In [4]:
from pyspark.sql import SparkSession

In [11]:
from pyspark.sql import SparkSession

def patch_pyspark_accumulators():
    from inspect import getsource
    import pyspark.accumulators as pa
    exec(getsource(pa._start_update_server).replace("localhost", "127.0.0.1"), pa.__dict__)

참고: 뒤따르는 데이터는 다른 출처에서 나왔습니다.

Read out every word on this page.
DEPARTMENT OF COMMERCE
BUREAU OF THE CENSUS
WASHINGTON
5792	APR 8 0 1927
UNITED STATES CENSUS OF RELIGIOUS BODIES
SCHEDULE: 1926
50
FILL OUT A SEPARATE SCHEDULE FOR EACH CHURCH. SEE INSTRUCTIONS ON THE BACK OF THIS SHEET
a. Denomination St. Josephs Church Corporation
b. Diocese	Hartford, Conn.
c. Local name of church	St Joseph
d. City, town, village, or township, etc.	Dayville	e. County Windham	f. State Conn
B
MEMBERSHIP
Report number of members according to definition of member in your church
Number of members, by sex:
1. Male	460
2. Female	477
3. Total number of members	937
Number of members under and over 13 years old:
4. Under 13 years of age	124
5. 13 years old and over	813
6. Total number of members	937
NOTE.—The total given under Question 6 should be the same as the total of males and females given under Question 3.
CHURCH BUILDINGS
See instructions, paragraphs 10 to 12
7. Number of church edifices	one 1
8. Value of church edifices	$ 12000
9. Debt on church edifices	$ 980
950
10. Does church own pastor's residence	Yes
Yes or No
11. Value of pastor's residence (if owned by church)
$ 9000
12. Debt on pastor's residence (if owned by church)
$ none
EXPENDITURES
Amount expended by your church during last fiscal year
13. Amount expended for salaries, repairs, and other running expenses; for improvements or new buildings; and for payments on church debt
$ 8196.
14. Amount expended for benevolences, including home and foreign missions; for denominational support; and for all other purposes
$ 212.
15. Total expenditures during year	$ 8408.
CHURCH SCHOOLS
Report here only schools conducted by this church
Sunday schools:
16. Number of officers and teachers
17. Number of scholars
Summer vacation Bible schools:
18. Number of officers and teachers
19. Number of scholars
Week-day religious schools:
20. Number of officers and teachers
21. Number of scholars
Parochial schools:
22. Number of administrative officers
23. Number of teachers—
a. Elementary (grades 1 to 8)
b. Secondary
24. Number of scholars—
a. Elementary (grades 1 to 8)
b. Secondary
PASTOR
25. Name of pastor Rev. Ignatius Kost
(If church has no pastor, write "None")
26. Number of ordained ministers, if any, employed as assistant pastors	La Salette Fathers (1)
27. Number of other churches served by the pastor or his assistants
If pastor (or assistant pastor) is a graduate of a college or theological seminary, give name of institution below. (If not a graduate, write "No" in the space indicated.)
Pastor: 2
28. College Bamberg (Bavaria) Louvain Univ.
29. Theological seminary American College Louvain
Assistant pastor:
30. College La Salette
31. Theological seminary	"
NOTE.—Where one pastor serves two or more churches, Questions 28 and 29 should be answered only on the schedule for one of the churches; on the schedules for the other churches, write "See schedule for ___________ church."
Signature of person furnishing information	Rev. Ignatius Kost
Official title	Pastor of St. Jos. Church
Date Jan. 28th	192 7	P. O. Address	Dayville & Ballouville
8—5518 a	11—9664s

patch_pyspark_accumulators()
spark = SparkSession.builder.getOrCreate()
# sparkSession [Errno 8] nodename nor servname provided, or not known 가 발생하게 된다면 해당 코드 작성 
# vpn을 사용하거나 했을 때 localhost 주소가 달라져서 그런 것 같음 

In [12]:
spark = SparkSession.builder.master("local").appName("learn-sql").getOrCreate()

In [13]:
stocks = [
    ('Google', 'GOOGL', 'USA', 2984, 'USD'), 
    ('Netflix', 'NFLX', 'USA', 645, 'USD'),
    ('Amazon', 'AMZN', 'USA', 3518, 'USD'),
    ('Tesla', 'TSLA', 'USA', 1222, 'USD'),
    ('Tencent', '0700', 'Hong Kong', 483, 'HKD'),
    ('Toyota', '7203', 'Japan', 2006, 'JPY'),
    ('Samsung', '005930', 'Korea', 70600, 'KRW'),
    ('Kakao', '035720', 'Korea', 125000, 'KRW'),
]

In [14]:
# 스키마 지정 
stockSchema = ["name", "ticker", "country", "price", "currency"]

In [15]:
# DataFrame 생성 
df = spark.createDataFrame(data=stocks, schema = stockSchema)
# data와 schema 지정 

In [16]:
print(df.dtypes)

[('name', 'string'), ('ticker', 'string'), ('country', 'string'), ('price', 'bigint'), ('currency', 'string')]


In [17]:
print(df.show())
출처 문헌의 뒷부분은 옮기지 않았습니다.